Para entender a história, é preciso voltar para 1976.
Perivaldo era jogador do Bahia quando ganhou sua "Bola de Prata" da
revista "Placar", dado ao melhor lateral direito do Brasileirão.
Nessa altura, ele já havia entrado até na lista de 40 selecionáveis do Brasil
do técnico Brandão
Nesse momento, Perivaldo da Pitú era um dos jogadores mais
cobiçados do futebol brasileiro. Justamente por isso, o Botafogo teve que agira
rápido para fechar com o baiano. Em janeiro de 1977, o presidente Charles Borer
partiu rapidamente para Salvador com o objetivo de chegar antes que Cármine
Furletti, representante do Cruzeiro, também interessado.
Borer chegou à capital baiana com um cheque robusto: 1
milhão e 400 mil cruzeiros -o equivalente a R$ 2 milhões atuais, mas em um
mercado em que se pagava muito menos no futebol. A documentação já estava toda
pronta. Para seduzir de vez Perivaldo, o cartola assinou mais dois títulos, com
vencimentos para 30 e 60 dias, no valor de 300 mil cruzeiros (R$ 443 mil em
valores corrigidos) cada.
Mascarado, roupas extravagantes e carros de luxo
Perivaldo chegou a um Botafogo pressionado pelo jejum de
títulos — foram 21 anos de seca, entre 1968 e 1989. Mesmo sem ser campeão, o
lateral fez sucesso dentro e fora de campo. Com um salário bom na época, não
resistiu às tentações e passou a gastar com roupas e carros. Os tempos de
dificuldade vividos na Bahia ficaram no passado.

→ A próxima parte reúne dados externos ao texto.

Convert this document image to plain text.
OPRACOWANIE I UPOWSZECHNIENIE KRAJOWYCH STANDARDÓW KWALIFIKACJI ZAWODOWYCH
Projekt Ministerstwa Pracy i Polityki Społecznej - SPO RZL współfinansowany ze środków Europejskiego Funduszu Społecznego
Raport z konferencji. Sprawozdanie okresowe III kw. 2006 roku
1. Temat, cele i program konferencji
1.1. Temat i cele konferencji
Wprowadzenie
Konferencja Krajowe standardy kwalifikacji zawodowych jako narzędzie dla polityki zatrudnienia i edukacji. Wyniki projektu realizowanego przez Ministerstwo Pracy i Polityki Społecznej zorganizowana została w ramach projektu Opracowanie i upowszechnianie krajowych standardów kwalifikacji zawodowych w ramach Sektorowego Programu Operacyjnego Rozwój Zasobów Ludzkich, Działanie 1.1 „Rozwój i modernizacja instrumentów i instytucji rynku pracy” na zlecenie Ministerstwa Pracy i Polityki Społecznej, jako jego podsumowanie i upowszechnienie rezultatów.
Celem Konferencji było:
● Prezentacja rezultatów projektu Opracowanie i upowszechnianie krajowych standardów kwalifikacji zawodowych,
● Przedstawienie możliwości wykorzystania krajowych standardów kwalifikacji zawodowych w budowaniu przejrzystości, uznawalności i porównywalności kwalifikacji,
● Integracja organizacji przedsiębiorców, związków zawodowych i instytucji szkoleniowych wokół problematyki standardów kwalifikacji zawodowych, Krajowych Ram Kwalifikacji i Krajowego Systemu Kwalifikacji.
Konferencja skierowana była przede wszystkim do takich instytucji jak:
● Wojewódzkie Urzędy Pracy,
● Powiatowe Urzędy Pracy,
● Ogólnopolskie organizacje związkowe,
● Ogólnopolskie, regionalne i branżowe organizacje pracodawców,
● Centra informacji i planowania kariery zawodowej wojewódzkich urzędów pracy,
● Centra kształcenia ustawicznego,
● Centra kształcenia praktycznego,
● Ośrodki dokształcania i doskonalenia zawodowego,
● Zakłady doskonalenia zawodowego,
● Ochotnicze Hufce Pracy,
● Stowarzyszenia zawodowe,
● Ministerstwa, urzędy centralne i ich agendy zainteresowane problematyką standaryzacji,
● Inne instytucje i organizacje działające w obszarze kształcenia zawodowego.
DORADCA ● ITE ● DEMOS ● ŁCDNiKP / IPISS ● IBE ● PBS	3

A vontade de se vestir bem e ter carros do ano fez com que
Perivaldo ficasse conhecido na imprensa esportiva carioca da época como
"mascarado". O baiano não se importava. Chegava aos treinamentos com
seu possante Puma cantando pneus. Fazia o que queria sem se importar com as
opiniões alheias.
Aos 27 anos, divorciado e vaidoso, Perivaldo era claro em
uma entrevista em 1981 à revista Placar. "Quando eu era criança, morria de
vontade de me vestir bem? Agora, estou anos à frente da moda brasileira e não
imito ninguém", disse. "Não gosto da moda de Paris, nem de Londres.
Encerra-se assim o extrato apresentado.